Abstract:
High-salt content in food waste (FW) affects its resource utilization during biotransformation. In this study, adaptive laboratory evolution (ALE), gene editing, and artificial consortia were performed out to improve the salt-tolerance of Bacillus amyloliquefaciens for producing lipopeptide under FW and seawater. High-salt stress significantly decreased lipopeptide production in the B. amyloliquefaciens HM618 and ALE strains. The total lipopeptide production in the recombinant B. amyloliquefaciens HM-4KSMSO after overexpressing the ion transportor gene ktrA and proline transporter gene opuE and replacing the promoter of gene mrp was 1.34 times higher than that in the strain HM618 in medium containing 30 g/L NaCl. Lipopeptide production under salt-tolerant consortia containing two strains (HM-4KSMSO and Corynebacterium glutamicum) and three-strains (HM-4KSMSO, salt-tolerant C. glutamicum, and Yarrowia lipolytica) was 1.81- and 2.28-fold higher than that under pure culture in a medium containing FW or both FW and seawater, respectively.
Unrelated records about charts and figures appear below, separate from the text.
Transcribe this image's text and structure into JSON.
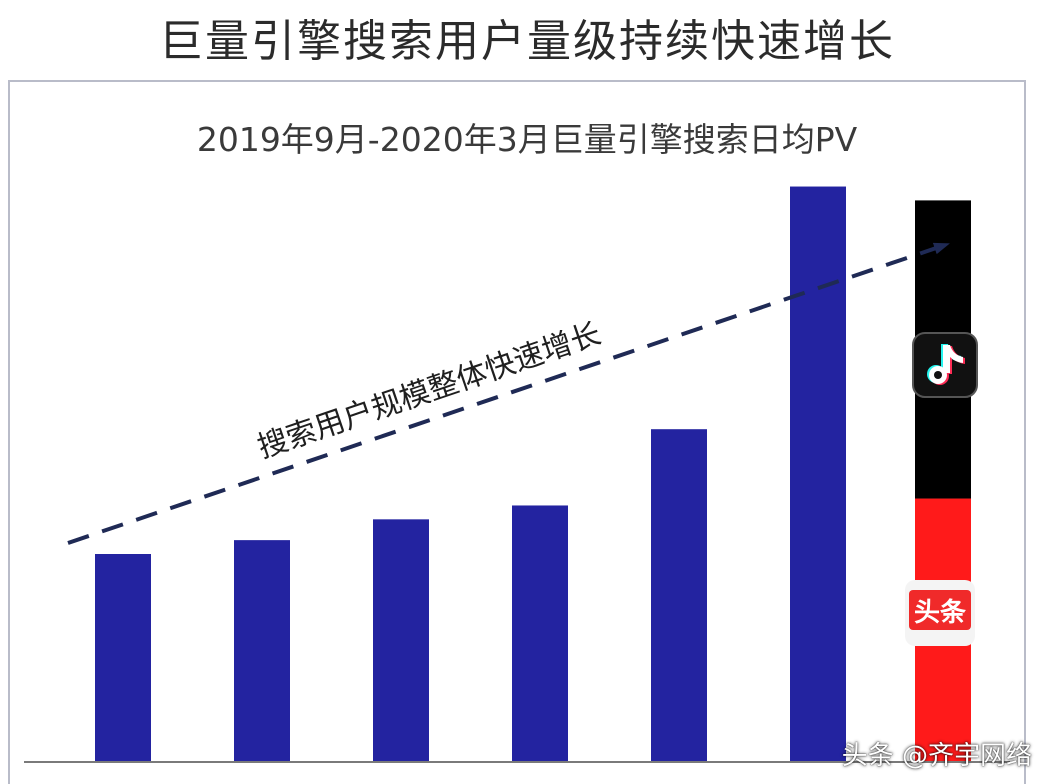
{
  "page": {
    "title": "巨量引擎搜索用户量级持续快速增长",
    "watermark": "头条 @齐宇网络"
  },
  "colors": {
    "bar": "#2323a0",
    "stack_top": "#000000",
    "stack_bottom": "#ff1a1a",
    "trend_line": "#1f2a55",
    "baseline": "#7a7a7a"
  },
  "icons": {
    "douyin_logo": "douyin-logo",
    "toutiao_logo": "toutiao-logo"
  },
  "chart_data": {
    "type": "bar",
    "title": "2019年9月-2020年3月巨量引擎搜索日均PV",
    "xlabel": "",
    "ylabel": "",
    "categories": [
      "",
      "",
      "",
      "",
      "",
      "",
      ""
    ],
    "values": [
      30,
      32,
      35,
      37,
      48,
      83,
      null
    ],
    "stacked_last": {
      "total": 81,
      "segments": [
        {
          "name": "头条",
          "value": 38
        },
        {
          "name": "抖音",
          "value": 43
        }
      ]
    },
    "ylim": [
      0,
      90
    ],
    "grid": false,
    "legend": "none",
    "annotations": [
      {
        "text": "搜索用户规模整体快速增长",
        "type": "trend-arrow"
      }
    ]
  }
}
These findings provide a new strategy for using high-salt FW and seawater to produce value-added chemicals.
摘要:
食物垃圾(FW)中的高盐含量会影响其生物转化过程中的资源化利用。在这项研究中,适应性实验室进化(ALE),基因编辑,并进行人工聚生体,以提高解淀粉芽孢杆菌在FW和海水下生产脂肽的耐盐性。高盐胁迫显着降低了解淀粉芽孢杆菌HM618和ALE菌株中脂肽的产生。在过表达离子转运基因ktrA和脯氨酸转运蛋白基因opuE并替换基因mrp的启动子后,重组解淀粉芽孢杆菌HM-4KSMSO中的总脂肽产量是菌株HM618在含30g/LNaCl的培养基中的1.34倍。在含有两个菌株(HM-4KSMSO和谷氨酸棒杆菌)和三个菌株(HM-4KSMSO,耐盐谷氨酸棒杆菌,和Yarrowialipolypolitica)比在含有FW或FW和海水的培养基中纯培养下高1.81-和2.28倍,分别。这些发现为使用高盐FW和海水生产增值化学品提供了新的策略。